Lake Charles man's home damaged by hurricanes, now has to cleanup from a tornado

A line of severe storms moved through Louisiana Wednesday afternoon, producing tornadoes and damaging winds.

LAKE CHARLES, LA – A year after hurricanes rocked parts of the South, residents are facing the daunting task, again, of cleaning up from a tornado outbreak.

Ryan Nettles and his wife are both safe after what they said was an emotional day.

A line of severe storms moved through Louisiana Wednesday afternoon, producing tornadoes and damaging winds.

Nettle's neighborhood in Lake Charles was hit hard.





Nettles said his neighbor called while he was at work and told him a tornado had just hit his house. He and his wife waited until the severe storms passed to head home to see the destruction.

Windows were blown out, the roof was torn off, and trees were ripped from the ground. 

"It sucked out my windows and then sucked my front door in, even with the deadbolt locked," Nettles said.



He pointed next door, showing even more destruction.

"This is my neighbor's house here," Nettles struggled to say. "There's nothing left."

Lake Charles was devastated by floods in May and major Hurricane Laura and Hurricane Delta in 2020.

"We just got everything back in order.

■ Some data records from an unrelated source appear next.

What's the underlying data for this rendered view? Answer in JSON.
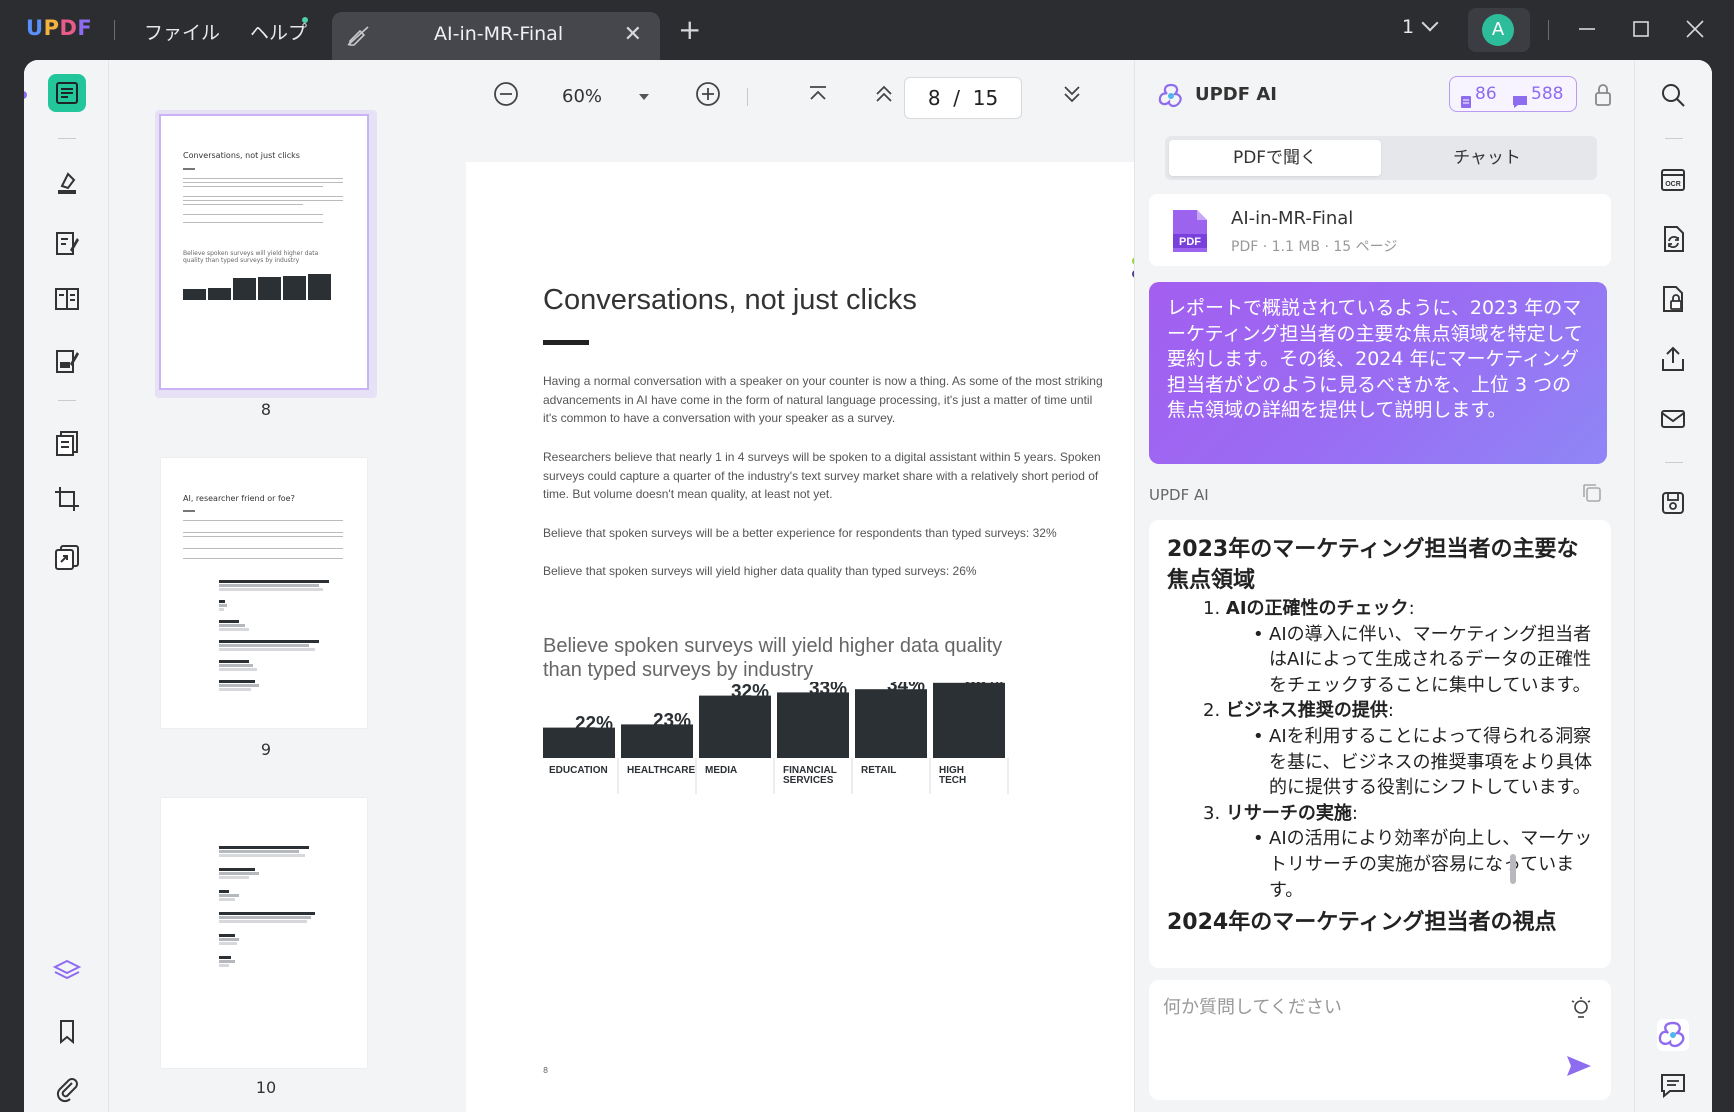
{
  "app": {
    "logo": "UPDF"
  },
  "menu": {
    "file": "ファイル",
    "help": "ヘルプ"
  },
  "tab": {
    "title": "AI-in-MR-Final"
  },
  "titlebar": {
    "page_selector": "1",
    "avatar_letter": "A"
  },
  "thumbnails": {
    "items": [
      {
        "label": "8",
        "title": "Conversations, not just clicks",
        "chart_title": "Believe spoken surveys will yield higher data quality than typed surveys by industry"
      },
      {
        "label": "9",
        "title": "AI, researcher friend or foe?"
      },
      {
        "label": "10"
      }
    ]
  },
  "viewer": {
    "zoom": "60%",
    "current_page": "8",
    "page_separator": "/",
    "total_pages": "15"
  },
  "page": {
    "title": "Conversations, not just clicks",
    "paragraphs": [
      "Having a normal conversation with a speaker on your counter is now a thing. As some of the most striking advancements in AI have come in the form of natural language processing, it's just a matter of time until it's common to have a conversation with your speaker as a survey.",
      "Researchers believe that nearly 1 in 4 surveys will be spoken to a digital assistant within 5 years. Spoken surveys could capture a quarter of the industry's text survey market share with a relatively short period of time. But volume doesn't mean quality, at least not yet.",
      "Believe that spoken surveys will be a better experience for respondents than typed surveys: 32%",
      "Believe that spoken surveys will yield higher data quality than typed surveys: 26%"
    ],
    "chart_title": "Believe spoken surveys will yield higher data quality than typed surveys by industry",
    "footer_page": "8"
  },
  "chart_data": {
    "type": "bar",
    "title": "Believe spoken surveys will yield higher data quality than typed surveys by industry",
    "categories": [
      "EDUCATION",
      "HEALTHCARE",
      "MEDIA",
      "FINANCIAL SERVICES",
      "RETAIL",
      "HIGH TECH"
    ],
    "values": [
      22,
      23,
      32,
      33,
      34,
      36
    ],
    "value_labels": [
      "22%",
      "23%",
      "32%",
      "33%",
      "34%",
      "36%"
    ],
    "ylim": [
      0,
      40
    ],
    "color": "#2b3035"
  },
  "ai": {
    "title": "UPDF AI",
    "credits_docs": "86",
    "credits_chat": "588",
    "tabs": {
      "ask_pdf": "PDFで聞く",
      "chat": "チャット"
    },
    "file": {
      "name": "AI-in-MR-Final",
      "icon_label": "PDF",
      "meta": "PDF · 1.1 MB · 15 ページ"
    },
    "prompt": "レポートで概説されているように、2023 年のマーケティング担当者の主要な焦点領域を特定して要約します。その後、2024 年にマーケティング担当者がどのように見るべきかを、上位 3 つの焦点領域の詳細を提供して説明します。",
    "response_label": "UPDF AI",
    "response": {
      "heading": "2023年のマーケティング担当者の主要な焦点領域",
      "items": [
        {
          "num": "1.",
          "title": "AIの正確性のチェック",
          "bullet": "AIの導入に伴い、マーケティング担当者はAIによって生成されるデータの正確性をチェックすることに集中しています。"
        },
        {
          "num": "2.",
          "title": "ビジネス推奨の提供",
          "bullet": "AIを利用することによって得られる洞察を基に、ビジネスの推奨事項をより具体的に提供する役割にシフトしています。"
        },
        {
          "num": "3.",
          "title": "リサーチの実施",
          "bullet": "AIの活用により効率が向上し、マーケットリサーチの実施が容易になっています。"
        }
      ],
      "next_heading": "2024年のマーケティング担当者の視点"
    },
    "input_placeholder": "何か質問してください"
  },
  "colors": {
    "accent": "#22c69a",
    "ai_purple": "#8e6cf0",
    "prompt_start": "#a35ef0",
    "prompt_end": "#8f86f6"
  }
}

We were just talking about how well the house was doing and looking," Nettles explained. "There were a few last projects to finish up left from the hurricane, and then we got hit. It seemed like destruction like this was only 13 months ago."

Hurricane Laura was the strongest hurricane to strike Southwest Louisiana since records began in 1851. It was a Category 4 hurricane at landfall on August 27, 2020, and caused more than $19 billion in damage.

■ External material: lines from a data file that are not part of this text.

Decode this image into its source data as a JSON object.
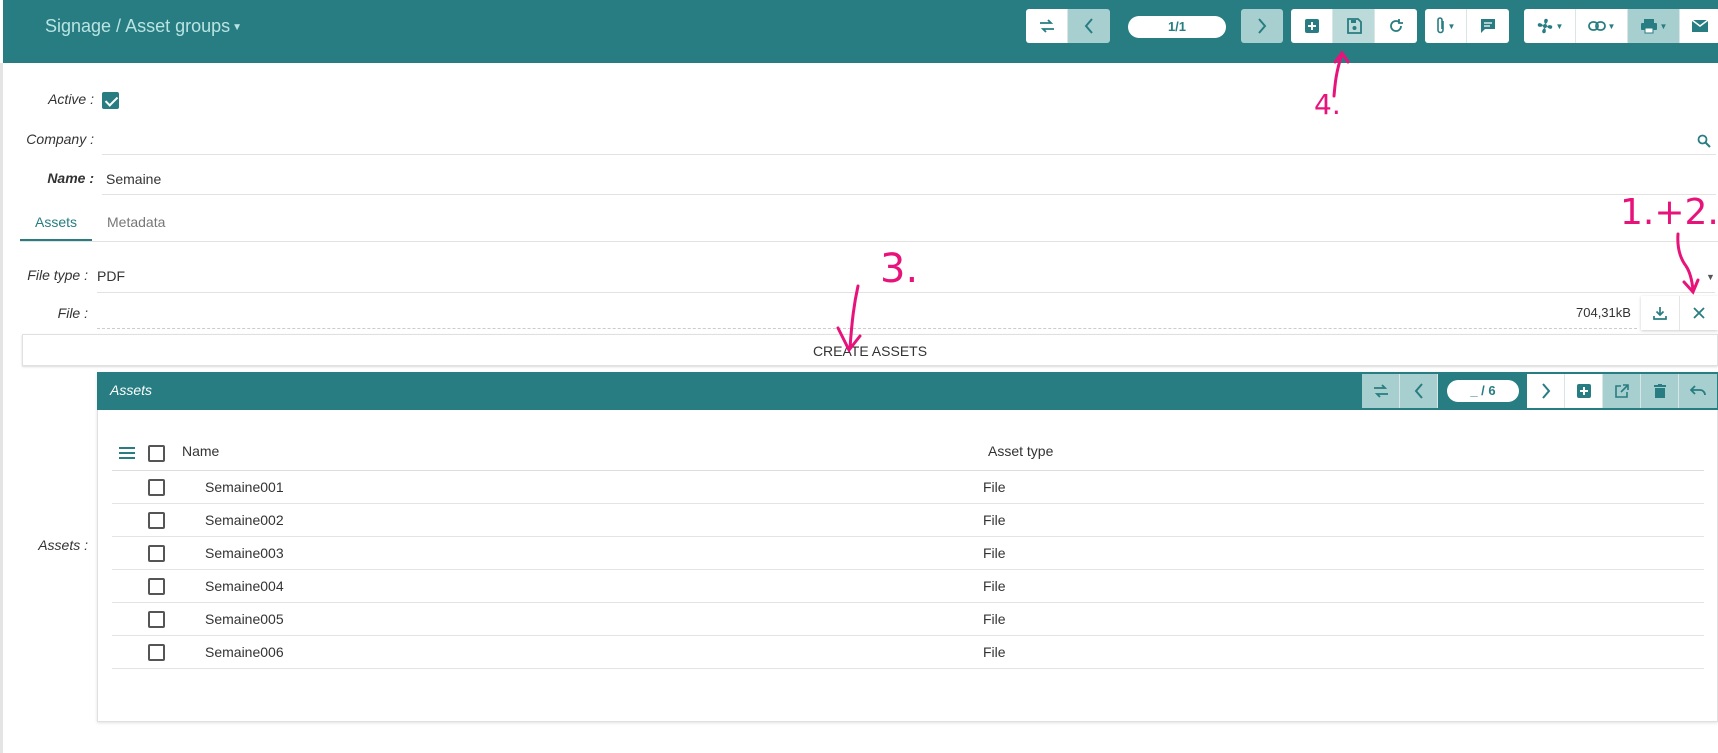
{
  "header": {
    "breadcrumb": "Signage / Asset groups",
    "pager": "1/1"
  },
  "form": {
    "active_label": "Active :",
    "active_checked": true,
    "company_label": "Company :",
    "company_value": "",
    "name_label": "Name :",
    "name_value": "Semaine"
  },
  "tabs": [
    {
      "label": "Assets",
      "active": true
    },
    {
      "label": "Metadata",
      "active": false
    }
  ],
  "file": {
    "type_label": "File type :",
    "type_value": "PDF",
    "file_label": "File :",
    "size": "704,31kB"
  },
  "create_button": "CREATE ASSETS",
  "assets_label": "Assets :",
  "assets_panel": {
    "title": "Assets",
    "pager": "_ / 6",
    "columns": [
      "Name",
      "Asset type"
    ],
    "rows": [
      {
        "name": "Semaine001",
        "type": "File"
      },
      {
        "name": "Semaine002",
        "type": "File"
      },
      {
        "name": "Semaine003",
        "type": "File"
      },
      {
        "name": "Semaine004",
        "type": "File"
      },
      {
        "name": "Semaine005",
        "type": "File"
      },
      {
        "name": "Semaine006",
        "type": "File"
      }
    ]
  },
  "annotations": {
    "step4": "4.",
    "step12": "1.+2.",
    "step3": "3."
  },
  "colors": {
    "primary": "#277d81",
    "annotation": "#e8137a"
  }
}
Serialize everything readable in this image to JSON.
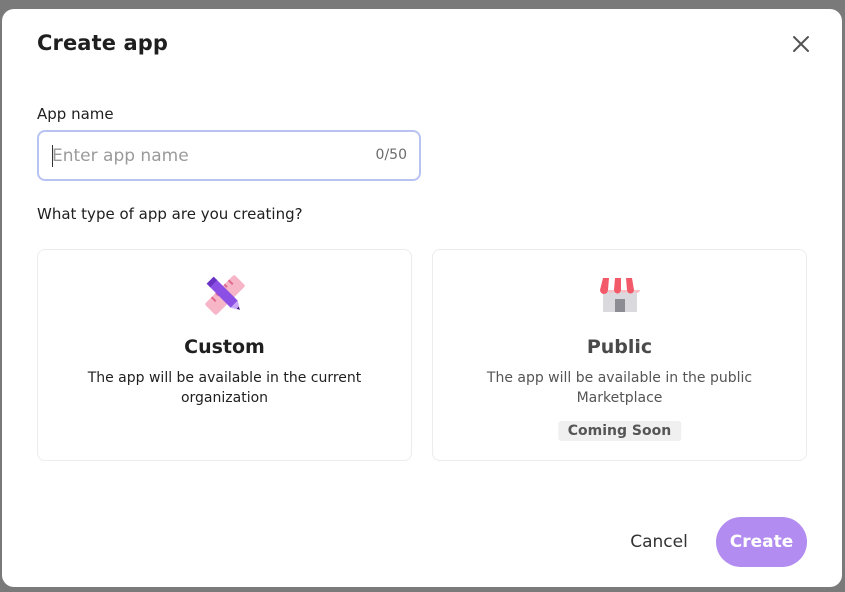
{
  "dialog": {
    "title": "Create app",
    "close_icon": "close-icon"
  },
  "app_name": {
    "label": "App name",
    "placeholder": "Enter app name",
    "value": "",
    "counter": "0/50"
  },
  "app_type": {
    "question": "What type of app are you creating?",
    "options": [
      {
        "title": "Custom",
        "description": "The app will be available in the current organization",
        "icon": "ruler-pencil-icon"
      },
      {
        "title": "Public",
        "description": "The app will be available in the public Marketplace",
        "badge": "Coming Soon",
        "icon": "storefront-icon"
      }
    ]
  },
  "footer": {
    "cancel_label": "Cancel",
    "create_label": "Create"
  },
  "colors": {
    "primary_disabled": "#b28cf0",
    "input_border_focus": "#b9c3f2",
    "backdrop": "#7a7a7a"
  }
}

Hurricane Delta made landfall just 30 miles south of Lake Charles near Creole, Louisiana, about a month after Laura on October 4. It had sustained winds of around 100 mph and was a Category 2 storm.

And in May, an active weather pattern led to copious rainfall amounts and historic flooding in southern Louisiana. More than 15 inches of rain fell, forcing Louisiana Governor John Bel Edwards to declare a state of emergency after severe flooding.

Mother Nature isn't stopping Nettles, though. 

"We'll go again at it," he said.

The National Weather Service plans to conduct damage surveys of the storms over the next few days.